Heinkel-Wolfe goes one step further and makes inquires from the TCEQ itself. And the run around she gets is Catch-22 material.

TCEQ says they can’t investigate an air pollution problem unless there’s a known cause. But if there’s a known cause, what you’ve got there really isn’t an investigation any more, it’s an enforcement action, isn’t it?

This article may be the single most compelling case for why DFW needs its own locally-controlled air quality monitoring network. Find it here.
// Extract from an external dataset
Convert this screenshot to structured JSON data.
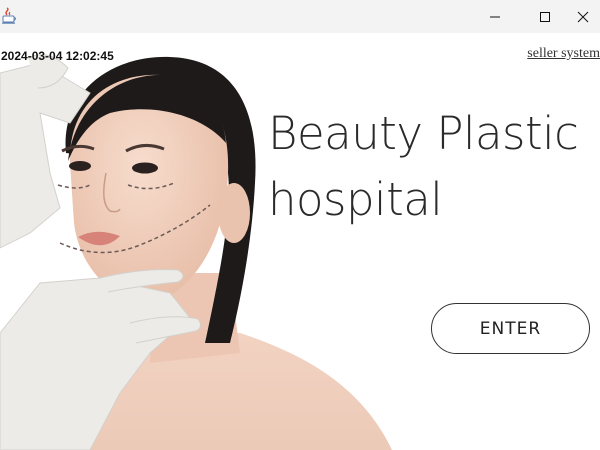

Q: Where are the results of the air samples the Dallas Fire Department supposedly took when a West Dallas Recycling was sending large plumes of black smoke over the surrounding and downwind neighborhoods on December 11th?

A: Nobody seems to know.

A huge pile of metal scrap burned and smoldered for over 24 hours at Sunshine Recycling on Ruder Street in West Dallas on December 11th. Thick plumes of smoke streaked the sky for half a day and into the night.

According to WFAA-TV, a Fire Department Hazardous Materials response team was on site because there were hazardous materials on site – although exactly what those were, or are, remain nameless.

That evening the Dallas City Councilman who represents West Dallas, Omar Narvaez, posted on his FaceBook page that “The Fire Dept has conducted testing and there is no hazardous materials burning.”

Really? Because when a scrap yard like that catches fire, you can bet there’s “hazardous materials” burning whether it’s officially noted or not. Plastic tubing and hoses become Dioxin-generating embers. Used oil has all kinds of metals in it that attach themselves to the smoke particles. Vinyl can generate very toxic fumes. Just the PM pollution from the smoke alone was enough to trigger all kinds of harmful health impacts. Very likely the entire pile of metal waste that was burning that night was indeed “hazardous.”

But OK, you say you took tests and they showed nothing out of the ordinary? Let’s see them. In December Downwinders submitted a Texas Open Records Act request to the City of Dallas for the results of those tests. We’re still waiting. As of today, and despite three phone calls to the Open Records Division of the City Secretary’s office, we still don’t have what it’s supposed to take no more than 10 business days to get. It’s been a month and counting. We’re trying to get some legal help to extract the information. Stay tuned.

For $500 a piece, we can install a dense grid of PM monitors across the region, tie them all together and present the information to the public in a transparent accessible way. It can be locally-controlled, directed by scientists, and independent of political influence.

It would automatically track plumes in real time, not an hour ago. It would give you reliable and specific levels of pollution rather than vague reassurances. It would transfer the power from officialdom to citizenry.